Affiliation:
1. Department of Electrical and Computer Engineering, Purdue School of Engineering and Technology, Indianapolis, IN 46254, USA
Abstract
Object detection, a more advanced application of computer vision than image classification, utilizes deep neural networks to predict objects in an input image and determine their locations through bounding boxes. The field of artificial intelligence has increasingly focused on the demands of autonomous driving, which require both high accuracy and fast inference speeds. This research paper aims to address this demand by introducing an efficient lightweight network for object detection specifically designed for self-driving vehicles. The proposed network, named MobDet3, incorporates a modified MobileNetV3 as its backbone, leveraging its lightweight convolutional neural network algorithm to extract and aggregate image features.
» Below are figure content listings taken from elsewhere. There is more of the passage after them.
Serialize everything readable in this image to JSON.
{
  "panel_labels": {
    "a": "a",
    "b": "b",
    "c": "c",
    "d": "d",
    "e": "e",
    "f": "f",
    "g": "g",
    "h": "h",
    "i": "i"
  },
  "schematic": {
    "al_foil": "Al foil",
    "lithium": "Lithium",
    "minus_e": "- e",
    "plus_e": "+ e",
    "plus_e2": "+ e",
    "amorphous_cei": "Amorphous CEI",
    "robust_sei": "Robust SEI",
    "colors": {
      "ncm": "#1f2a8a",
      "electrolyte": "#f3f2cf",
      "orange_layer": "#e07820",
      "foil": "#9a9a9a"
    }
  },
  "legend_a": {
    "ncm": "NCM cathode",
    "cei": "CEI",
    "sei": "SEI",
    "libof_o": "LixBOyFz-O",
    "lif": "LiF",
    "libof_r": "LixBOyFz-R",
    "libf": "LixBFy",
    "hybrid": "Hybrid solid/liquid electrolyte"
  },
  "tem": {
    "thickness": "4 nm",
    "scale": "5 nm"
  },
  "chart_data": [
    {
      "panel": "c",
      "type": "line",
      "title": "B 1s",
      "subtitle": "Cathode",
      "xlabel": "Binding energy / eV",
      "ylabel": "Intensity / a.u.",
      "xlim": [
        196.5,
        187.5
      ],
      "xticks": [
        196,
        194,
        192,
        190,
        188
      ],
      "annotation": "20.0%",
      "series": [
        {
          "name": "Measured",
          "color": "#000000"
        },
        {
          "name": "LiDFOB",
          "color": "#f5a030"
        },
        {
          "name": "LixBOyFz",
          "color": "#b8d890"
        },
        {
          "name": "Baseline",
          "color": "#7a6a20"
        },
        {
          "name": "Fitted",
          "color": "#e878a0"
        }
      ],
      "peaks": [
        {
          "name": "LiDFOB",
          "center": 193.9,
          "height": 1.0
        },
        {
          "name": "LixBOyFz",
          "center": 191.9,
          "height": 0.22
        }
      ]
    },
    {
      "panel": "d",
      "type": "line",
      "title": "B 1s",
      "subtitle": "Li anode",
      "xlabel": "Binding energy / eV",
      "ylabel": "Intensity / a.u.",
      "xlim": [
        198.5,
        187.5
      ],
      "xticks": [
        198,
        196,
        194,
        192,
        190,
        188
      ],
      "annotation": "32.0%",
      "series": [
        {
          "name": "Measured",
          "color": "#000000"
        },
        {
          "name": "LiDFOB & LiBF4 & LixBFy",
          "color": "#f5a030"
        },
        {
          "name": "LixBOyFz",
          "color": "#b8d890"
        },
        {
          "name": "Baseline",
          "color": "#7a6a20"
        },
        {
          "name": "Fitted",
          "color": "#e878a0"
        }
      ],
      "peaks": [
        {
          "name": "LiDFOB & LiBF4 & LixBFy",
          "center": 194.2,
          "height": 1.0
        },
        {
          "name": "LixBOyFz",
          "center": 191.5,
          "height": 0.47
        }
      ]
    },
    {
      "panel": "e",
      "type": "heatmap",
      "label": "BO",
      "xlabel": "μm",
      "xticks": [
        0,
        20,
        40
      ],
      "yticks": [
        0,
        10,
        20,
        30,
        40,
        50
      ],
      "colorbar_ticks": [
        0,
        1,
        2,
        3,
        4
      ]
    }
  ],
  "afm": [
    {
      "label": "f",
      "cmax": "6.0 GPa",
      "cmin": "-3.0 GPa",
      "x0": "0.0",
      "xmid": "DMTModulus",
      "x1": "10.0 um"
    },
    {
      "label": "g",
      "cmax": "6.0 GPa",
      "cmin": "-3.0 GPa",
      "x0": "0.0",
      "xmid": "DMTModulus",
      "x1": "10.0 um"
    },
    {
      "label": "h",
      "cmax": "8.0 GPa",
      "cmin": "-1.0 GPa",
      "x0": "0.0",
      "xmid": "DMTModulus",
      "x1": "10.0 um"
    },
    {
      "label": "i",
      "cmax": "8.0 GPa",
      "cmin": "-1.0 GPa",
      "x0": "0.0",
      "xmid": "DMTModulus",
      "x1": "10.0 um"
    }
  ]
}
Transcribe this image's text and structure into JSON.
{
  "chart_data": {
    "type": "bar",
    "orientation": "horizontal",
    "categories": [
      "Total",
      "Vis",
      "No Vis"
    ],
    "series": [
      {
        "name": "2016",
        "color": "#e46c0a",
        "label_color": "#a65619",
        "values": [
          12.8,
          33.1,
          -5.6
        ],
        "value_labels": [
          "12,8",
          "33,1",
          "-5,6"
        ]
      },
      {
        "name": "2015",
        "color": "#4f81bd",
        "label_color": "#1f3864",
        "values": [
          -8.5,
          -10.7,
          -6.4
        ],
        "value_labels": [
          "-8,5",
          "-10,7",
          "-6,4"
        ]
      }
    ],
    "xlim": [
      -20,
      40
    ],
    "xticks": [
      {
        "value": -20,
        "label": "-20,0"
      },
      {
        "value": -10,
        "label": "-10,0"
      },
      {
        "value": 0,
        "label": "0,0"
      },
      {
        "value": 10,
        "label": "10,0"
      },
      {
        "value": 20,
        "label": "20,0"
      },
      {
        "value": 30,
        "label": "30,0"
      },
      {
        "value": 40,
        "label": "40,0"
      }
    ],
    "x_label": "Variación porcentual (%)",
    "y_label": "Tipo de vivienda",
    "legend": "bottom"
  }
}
Furthermore, the network integrates altered techniques in computer vision and adjusts to the most recent iteration of the PyTorch framework. The MobDet3 network enhances not only object positioning ability but also the reusability of feature maps across different scales. Extensive evaluations were conducted to assess the effectiveness of the proposed network, utilizing an autonomous driving dataset, as well as large-scale everyday human and object datasets. These evaluations were performed on NXP BlueBox 2.0, an advanced edge development platform designed for autonomous vehicles. The results demonstrate that the proposed lightweight object detection network achieves a mean precision of up to 58.30% on the BDD100K dataset and a high inference speed of up to 88.92 frames per second on NXP BlueBox 2.0, making it well-suited for real-time object detection in autonomous driving applications.